Any library worth using should be following the basics of semver minor and patch versions (the merits and finer points of major versioning are still something worth debating). readable-stream gives you proper patch-level versioning so if you pin to "~1.0.0" you'll get the latest Node 0.10 Streams2 implementation, including any fixes and minor non-breaking improvements. The patch-level version of 1.0.x and 1.1.x should mirror the patch-level versions of Node core releases as we proceed.

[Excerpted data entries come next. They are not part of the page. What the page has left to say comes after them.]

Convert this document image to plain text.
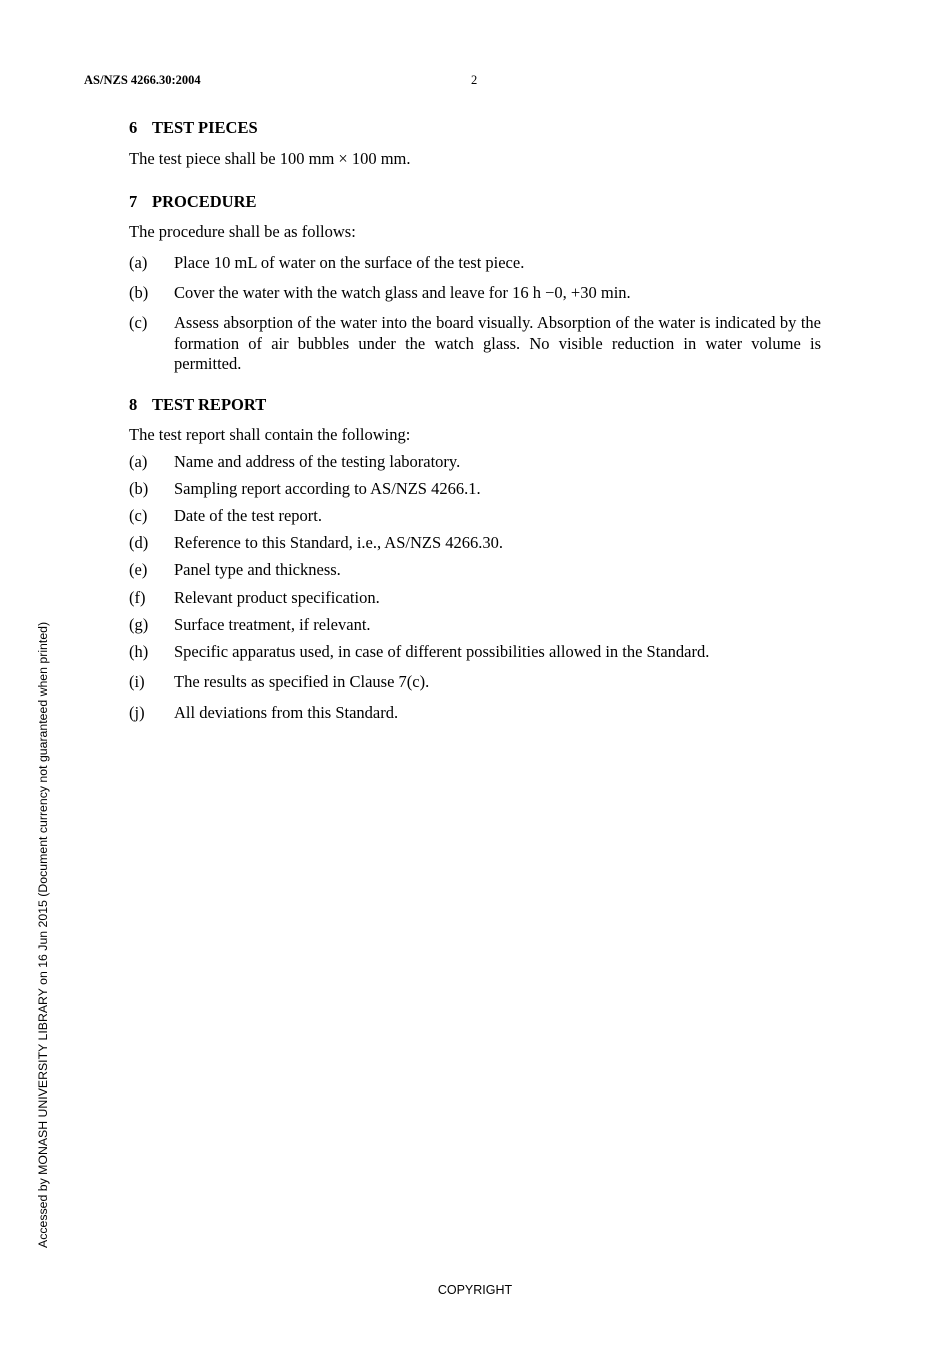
AS/NZS 4266.30:2004	2
6 TEST PIECES
The test piece shall be 100 mm × 100 mm.
7 PROCEDURE
The procedure shall be as follows:
(a) Place 10 mL of water on the surface of the test piece.
(b) Cover the water with the watch glass and leave for 16 h −0, +30 min.
(c) Assess absorption of the water into the board visually. Absorption of the water is indicated by the formation of air bubbles under the watch glass. No visible reduction in water volume is permitted.
8 TEST REPORT
The test report shall contain the following:
(a) Name and address of the testing laboratory.
(b) Sampling report according to AS/NZS 4266.1.
(c) Date of the test report.
(d) Reference to this Standard, i.e., AS/NZS 4266.30.
(e) Panel type and thickness.
(f) Relevant product specification.
(g) Surface treatment, if relevant.
(h) Specific apparatus used, in case of different possibilities allowed in the Standard.
(i) The results as specified in Clause 7(c).
(j) All deviations from this Standard.
Accessed by MONASH UNIVERSITY LIBRARY on 16 Jun 2015 (Document currency not guaranteed when printed)
COPYRIGHT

When you're ready to start using Streams3 you can pin to "~1.1.0", but you should hold off until much closer to Node 0.12, if not after its formal release.

Small core FTW!

Being able to control precisely the versions of dependencies your code uses reduces the scope for bugs introduced by version incompatibilities or new and unproven implementations.

When we rely on a bulky standard-library to build our libraries and applications, we're relying on a shifting sand that we have little control over. This is particularly a problem for open source libraries whose users have legitimate (and sometimes not-so-legitimate) reasons for using versions that you'd rather not have to support.

Streams2 is a powerful abstraction, but the implementation is far from simple. The Streams2 code is some of the most complex JavaScript you'll find in Node core. Unless you want to have a detailed understanding of how they work and be able to track the changes as they develop, you should pin your Streams2 dependency in the same way as you pin all your other dependencies. Opt for readable-stream over what Node-core offers:

{
  "name": "mystream",
  ...
  "dependencies": {
    "readable-stream": "~1.0.0"
  }
}
var Readable = require('readable-stream').Readable
var util = require('util')

function MyStream () {
  Readable.call(this)
}

util.inherits(MyStream, Readable)

MyStream.prototype._read = function (size) {
  // ... 
}

Addendum: "through2"

If the boilerplate of the Streams2 base objects ("classes") is too much for you or triggers some past-life Java PTSD, you can just opt for the "through2" package in npm to get the job done.

through2 is based on Dominic Tarr's through but is built for Streams2, whereas "through" is a pure Streams1 style. The API isn't quite the same but the flexibility and simplicity is.

through2 gives you a DuplexStream as a base to implement any kind of stream you like, be it as purely readable, purely writable or a fully duplex stream. In fact, you can even use through2 to implement a PassThrough stream by not providing an implementation!

From the examples:

var through2 = require('through2')

fs.createReadStream('ex.txt')
  .pipe(through2(function (chunk, enc, callback) {

    for (var i = 0; i < chunk.length; i++)
      if (chunk[i] == 97)
        chunk[i] = 122 // swap 'a' for 'z'

    this.push(chunk)

    callback()

   }))
  .pipe(fs.createWriteStream('out.txt'))

Or an object stream:

fs.createReadStream('data.csv')
  .pipe(csv2())
  .pipe(through2.obj(function (chunk, enc, callback) {

    var data = {
        name    : chunk[0]
      , address : chunk[3]
      , phone   : chunk[10]
    }

    this.push(data)

    callback()

  }))
  .on('data', function (data) {
    all.push(data)
  })
  .on('end', function () {
    doSomethingSpecial(all)
  })